Thursday, June 30, 2011

Your child, your frenemy?

When I was lamenting the Terrible Twos to my friends, they all told me "Wait till three, it's much worse." I didn't believe them. I thought, "There's absolutely no way it could get worse than this." Before my first daughter turned two, my husband and I thought maybe she'd skip the Terrible Twos, because she was so absolutely sweet and adorable. He said, "What are her Terrible Twos even going to be like? 'Mommy and Daddy, I made you some brownies!'"

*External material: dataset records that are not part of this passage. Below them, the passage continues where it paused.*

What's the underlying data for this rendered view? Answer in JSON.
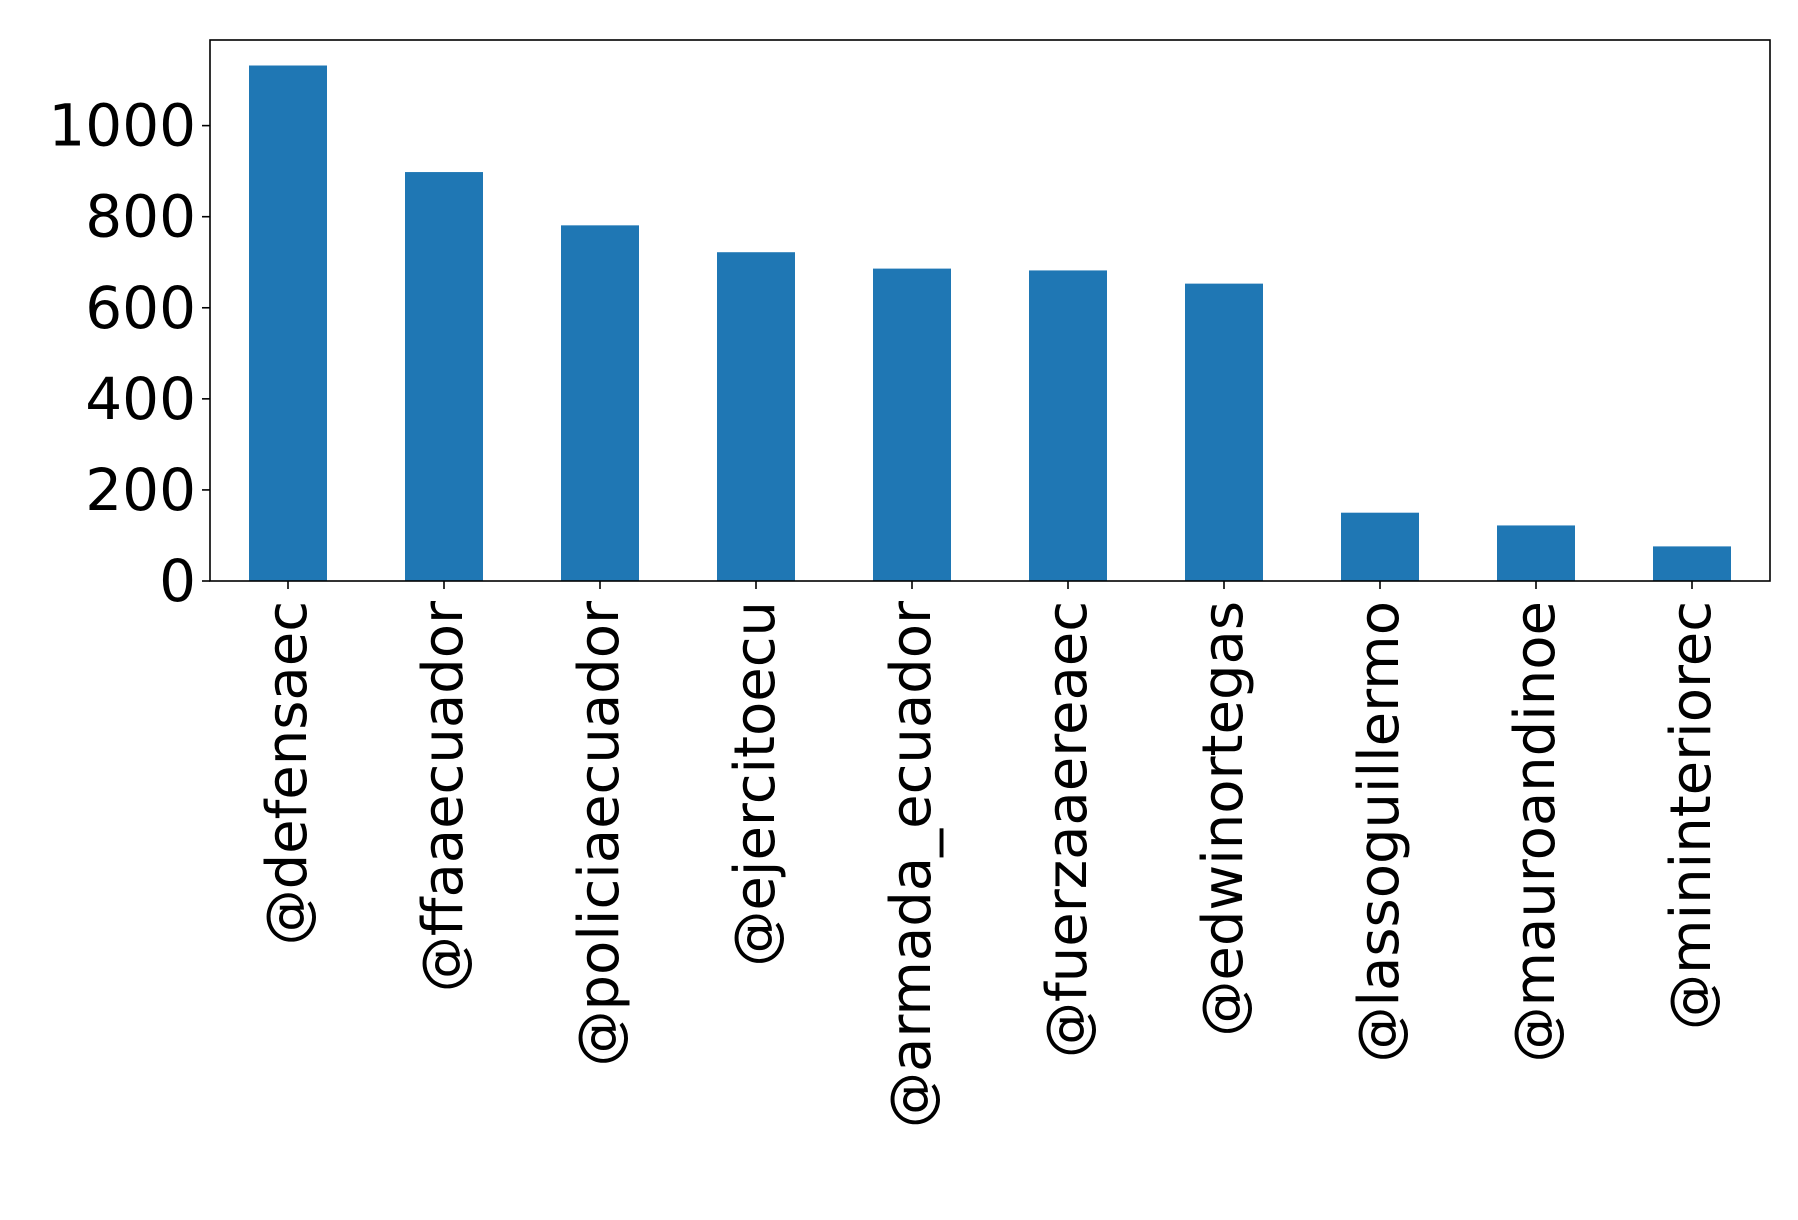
{
  "chart_data": {
    "type": "bar",
    "title": "",
    "xlabel": "",
    "ylabel": "",
    "categories": [
      "@defensaec",
      "@ffaaecuador",
      "@policiaecuador",
      "@ejercitoecu",
      "@armada_ecuador",
      "@fuerzaaereaec",
      "@edwinortegas",
      "@lassoguillermo",
      "@mauroandinoe",
      "@mininteriorec"
    ],
    "values": [
      1132,
      898,
      781,
      722,
      686,
      682,
      653,
      150,
      122,
      76
    ],
    "ylim": [
      0,
      1188
    ],
    "yticks": [
      0,
      200,
      400,
      600,
      800,
      1000
    ],
    "ytick_labels": [
      "0",
      "200",
      "400",
      "600",
      "800",
      "1000"
    ],
    "grid": false,
    "legend": "none",
    "bar_color": "#1f77b4",
    "x_tick_rotation": "vertical"
  }
}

Oh, how naive we were. Two was a crazy thrill ride of tantrums, emptying her poop-filled diaper on the floor every day during the hot summer while I breastfed her sister, dumping milk sippy cups out on the furniture and other delightful behavior. You'd think that would have prepared me for three, but nothing could have, except maybe the book I just finished reading, now that my daughter is three months shy of turning four.

On a playdate a couple months back, my co-blogger Dana mentioned reading a book called Your Three Year Old: Friend or Enemy? I immediately laughed at the title and reserved it at the library as soon as I got home. It took me a while to get through it because I found it to be a combination of comforting and depressing.

It's comforting because it completely dispelled all my feelings of "I must be doing something terribly wrong for her to be acting like this." No, I am not doing anything terribly wrong, three-and-a-half-year-olds are, as the book puts it, "very hard to handle." (Italics are the authors', not mine!) Mom is the most important person in the child's life at this age, so that is also who they are at war with. Every daily routine (eating, dressing, etc) becomes a battle. Kids this age are known to play, as the authors put it, "the preschooler's favorite game of "I don't love you." My daughter says this to me daily, when being given a well-deserved time-out, or totally unprovoked. I'll just be sitting there and she'll say, "I don't love you at all, mommy." I always tell her, "That's OK, I love you no matter what," but I'd be lying if I said this didn't hurt.

The authors' main technique for how to handle a three-and-a-half-year-old is one of avoidance. They suggest that you put your child of this age with a capable babysitter as much as possible, because the sitter, being unimportant to them, is going to be able to get them to get dressed, eat and do all the other stuff they need to do without it becoming a fight to the death. As they put it, "Don't feel guilty, or that you are passing the buck, if you leave a substantial amount of your child's care to a sitter, since many at this age do best with someone other than their own mother."

JEEZ! That is just depressing. They have no suggestion for those of us who cannot afford a babysitter very often or who firmly believe that we as mothers are our children's best caregivers, regardless of how hard it is or how much some days suck. What then? Eat chocolate? Have a beer at naptime? Step into the garage and scream profanities for a minute? All of the above?

Thankfully, the last page of the book offers some hope, saying, "And for parents, Four is in most cases an age well worth waiting for." Man, I hope so. Because three months after my oldest daughter turns four, my younger daughter is going to turn two.